In 1654, diarist John Evelyn visited Bristol and, like many other visitors, went hunting for the diamonds, "what was most stupendous to me was the rock of St. Vincent, the precipice whereof is equal to anything of that nature I have seen in the most confragous cataracts of the Alps. Here we went searching for Bristol diamonds and to the Hotwells at its foot." The late seventeenth century English traveller Celia Fiennes described them,

This is just by St Vincents Rocks yt are Great Clifts wch seeme as bounds to ye river Aven, this Channell was hewn out of those Rocks. They Digg ye Bristol Diamonds wch Look very Bright and sparkling and in their native Rudeness have a great Lustre and are pointed and Like ye Diamond Cutting; I had a piece just as it Came out of ye Rock wth ye Rock on ye back side and it appeared to me as a Cluster of Diamonds polish'd and jrregularly Cut.

The central hall of Goldney Grotto, an ornate feature of the 18th-century gardens at Goldney House, Clifton, contains columns covered with the crystals. The diamonds were often referred to "as examples of worthless but deceptive brilliance." Thomas Carlyle, in a letter dated 1828, used them in a simile disparaging the latest work of the poet Thomas Moore, as being "resplendent with gold-leaf and Bristol diamonds, and inwardly made of mere Potter's-clay."

Bristol Diamonds became popular souvenirs for visitors to the spa at Hotwells in the early nineteenth century, and were also used for jewellery, although Benjamin Silliman, a nineteenth-century American traveller, considered them overpriced. They were described by Chilcott, in Chilcott's new guide to Bristol, Clifton and the Hotwells (1826) as sometimes "exceedingly clear and brilliant, and of so hard a nature as to cut glass ... sometimes tinged with yellow, sometimes purple".
Sample Bristol Diamonds were exhibited as part of the geology of Bristol section at London's The Great Exhibition, in 1851.

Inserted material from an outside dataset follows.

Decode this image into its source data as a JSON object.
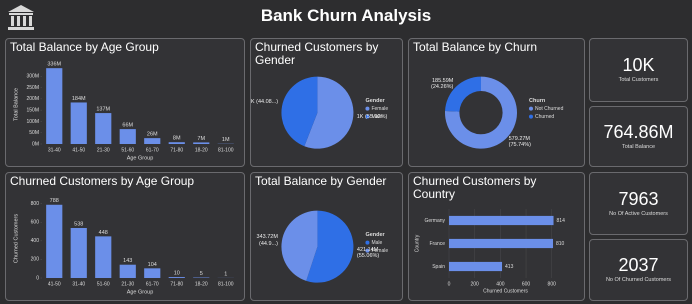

Bristol Diamonds was the title of a popular one act farce by nineteenth century dramatist John Oxenford, premièred at St James's Theatre, London in 1862 and described by the Daily News as a "capital farce, with a good plot, and most humorous dialogue." Nineteenth-century romantic novelist Emma Marshall published Bristol diamonds: or, The Hot wells in the year 1773, the plot of which centred on a brooch made of Bristol Diamonds.

Eighteenth and nineteenth century collection and quarrying in the Avon Gorge have exhausted the once ready supply of Bristol Diamonds, although some are still occasionally discovered. Examples can be seen at the University of Bristol's Geology Museum and at Bristol City Museum.